On Friday mornings, about ten minutes before I needed to leave for work, the garbage truck would arrive. After the men emptied the trash, the bin would be tossed behind my car in the driveway, the space designated for me to park. Leaving notes and talking to the driver asking them to please set the trash can at the side of the drive never helped.
Though I would be fully dressed and ready to go on those days, it fell to me to move the can myself and it was difficult to do without getting dirty. I generally spent the next forty minutes on the way to work, praying to overcome irritation in my thought. This happened weekly for almost a year.
Then one Friday morning as I was finishing a cup of tea at the kitchen window, I heard the truck. From where I was standing, they could not see me. Briefly, I entertained some stray thoughts, then began talking to God.
My first thought was: “Jesus beheld in Science the perfect man, who appeared to him where sinning mortal man appears to mortals” (Mary Baker Eddy, Science and Health with Key to the Scriptures, pp. 476–477). As I reached out to God in prayer, to know what this meant in my situation, I had a sudden shift in consciousness. I recognized that in certain ways, at least, these men had been expressing unselfishness, humility, dedication, punctuality, and strength as they did their job—human qualities stemming from the men’s true identities as God’s perfect ideas. In praying to see these men in a more spiritual light, my thought changed, and I was able to see them as God had created them. I was able to see through the false appearance of them as inconsiderate and appreciate their Godlike qualities and the good they were doing. Immediately, my arrogance and irritation turned to gratitude and humility. I appreciated how these men showed up, no matter what the weather condition. People could count on them.
Then passages from the Bible where God spoke to Moses came to mind: “And the Lord said unto him, What is that in thine hand? And he said, A rod. And he said, Cast it on the ground. And he cast it on the ground, and it became a serpent; and Moses fled from before it. And the Lord said unto Moses, Put forth thine hand, and take it by the tail. And he put forth his hand, and caught it, and it became a rod in his hand” (Exodus 4:2–4).

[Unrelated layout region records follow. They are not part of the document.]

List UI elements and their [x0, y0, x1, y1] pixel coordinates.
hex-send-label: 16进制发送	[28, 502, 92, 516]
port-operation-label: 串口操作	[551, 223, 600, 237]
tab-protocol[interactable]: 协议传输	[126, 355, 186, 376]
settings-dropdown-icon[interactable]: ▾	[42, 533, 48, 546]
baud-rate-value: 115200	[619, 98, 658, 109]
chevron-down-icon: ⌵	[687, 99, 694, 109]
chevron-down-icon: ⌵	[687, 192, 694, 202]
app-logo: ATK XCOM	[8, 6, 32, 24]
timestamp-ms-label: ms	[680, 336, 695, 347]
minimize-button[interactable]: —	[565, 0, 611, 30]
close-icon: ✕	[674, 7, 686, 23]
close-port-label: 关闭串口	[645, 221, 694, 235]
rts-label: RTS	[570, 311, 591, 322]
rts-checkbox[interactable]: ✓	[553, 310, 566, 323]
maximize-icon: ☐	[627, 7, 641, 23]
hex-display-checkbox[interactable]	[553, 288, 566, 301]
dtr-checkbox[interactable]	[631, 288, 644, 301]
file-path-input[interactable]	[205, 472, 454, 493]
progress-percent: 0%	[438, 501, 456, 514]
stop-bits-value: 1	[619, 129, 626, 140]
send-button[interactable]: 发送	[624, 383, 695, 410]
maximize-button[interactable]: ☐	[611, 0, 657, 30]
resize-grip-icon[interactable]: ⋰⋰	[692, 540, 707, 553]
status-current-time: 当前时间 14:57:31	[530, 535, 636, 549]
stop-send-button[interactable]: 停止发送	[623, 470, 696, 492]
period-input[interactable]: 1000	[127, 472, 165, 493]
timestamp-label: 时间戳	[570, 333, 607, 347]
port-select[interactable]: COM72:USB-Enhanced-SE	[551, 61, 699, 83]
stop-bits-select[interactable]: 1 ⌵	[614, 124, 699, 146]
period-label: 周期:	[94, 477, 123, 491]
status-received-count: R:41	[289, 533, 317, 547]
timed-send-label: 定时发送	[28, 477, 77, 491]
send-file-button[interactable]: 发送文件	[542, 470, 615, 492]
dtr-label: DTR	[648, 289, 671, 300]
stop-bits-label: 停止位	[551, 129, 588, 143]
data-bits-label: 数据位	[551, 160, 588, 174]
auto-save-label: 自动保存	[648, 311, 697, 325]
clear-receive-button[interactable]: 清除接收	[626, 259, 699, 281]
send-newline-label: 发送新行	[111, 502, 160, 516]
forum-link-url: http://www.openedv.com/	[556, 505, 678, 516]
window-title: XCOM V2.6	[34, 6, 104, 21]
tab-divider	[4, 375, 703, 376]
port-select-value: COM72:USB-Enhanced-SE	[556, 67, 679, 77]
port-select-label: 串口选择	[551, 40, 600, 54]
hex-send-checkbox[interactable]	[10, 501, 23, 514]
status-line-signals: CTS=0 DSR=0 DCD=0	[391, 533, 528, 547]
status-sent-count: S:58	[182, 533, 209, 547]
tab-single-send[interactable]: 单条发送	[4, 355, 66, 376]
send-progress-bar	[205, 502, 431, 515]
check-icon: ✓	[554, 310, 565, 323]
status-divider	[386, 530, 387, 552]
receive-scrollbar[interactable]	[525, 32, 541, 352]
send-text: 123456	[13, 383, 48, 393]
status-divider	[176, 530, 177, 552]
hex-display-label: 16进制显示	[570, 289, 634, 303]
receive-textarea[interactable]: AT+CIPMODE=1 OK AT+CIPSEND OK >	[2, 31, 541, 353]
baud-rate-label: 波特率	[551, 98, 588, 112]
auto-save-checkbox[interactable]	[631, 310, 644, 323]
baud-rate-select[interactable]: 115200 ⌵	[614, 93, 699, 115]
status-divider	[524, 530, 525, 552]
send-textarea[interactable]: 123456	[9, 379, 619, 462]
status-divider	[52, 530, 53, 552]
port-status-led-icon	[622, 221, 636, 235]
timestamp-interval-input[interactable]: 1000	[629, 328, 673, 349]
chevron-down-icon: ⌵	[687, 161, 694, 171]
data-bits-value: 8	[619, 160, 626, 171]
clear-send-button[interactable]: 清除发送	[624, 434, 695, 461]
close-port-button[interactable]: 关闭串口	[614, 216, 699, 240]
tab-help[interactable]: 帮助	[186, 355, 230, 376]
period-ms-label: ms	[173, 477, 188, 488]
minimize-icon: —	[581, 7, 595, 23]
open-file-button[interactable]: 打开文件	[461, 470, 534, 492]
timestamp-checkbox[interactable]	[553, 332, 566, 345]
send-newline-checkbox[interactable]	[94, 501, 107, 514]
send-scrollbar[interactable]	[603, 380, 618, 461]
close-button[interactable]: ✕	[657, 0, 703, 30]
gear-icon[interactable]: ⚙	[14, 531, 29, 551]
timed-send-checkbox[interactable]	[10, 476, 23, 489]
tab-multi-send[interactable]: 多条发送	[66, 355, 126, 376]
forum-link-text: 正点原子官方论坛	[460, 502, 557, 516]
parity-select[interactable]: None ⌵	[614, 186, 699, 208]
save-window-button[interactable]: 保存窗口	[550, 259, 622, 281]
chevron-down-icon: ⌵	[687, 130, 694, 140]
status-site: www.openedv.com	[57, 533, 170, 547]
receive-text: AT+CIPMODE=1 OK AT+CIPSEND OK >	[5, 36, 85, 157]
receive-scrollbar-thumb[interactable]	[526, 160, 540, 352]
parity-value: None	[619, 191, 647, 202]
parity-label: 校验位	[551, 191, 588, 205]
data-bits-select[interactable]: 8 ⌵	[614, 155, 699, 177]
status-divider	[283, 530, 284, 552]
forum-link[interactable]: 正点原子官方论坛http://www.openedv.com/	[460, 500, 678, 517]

It occurred to me that this incident had happened primarily in thought—Moses’ thought about what he was seeing, and perhaps fearing, had changed. Then, so had his experience. That’s just what I had done—my thought had gone from seeing the men as material to seeing them as God created them, the perfect expression of divine Love. As these ideas revealed themselves to me, I glanced over, and the man who had emptied the trash was setting the can up on the side of the drive, well away from my car.
A thrill had come from the shift in my thought from arrogance and irritation to appreciation, gratitude, and love. Such love and humility filled my heart as I watched them place my trash can in its proper place—it was the icing on the cake!
I lived there several more years and the bin was always set up by the side of the drive. I cherish realizing that turning to divine Love had resolved the situation.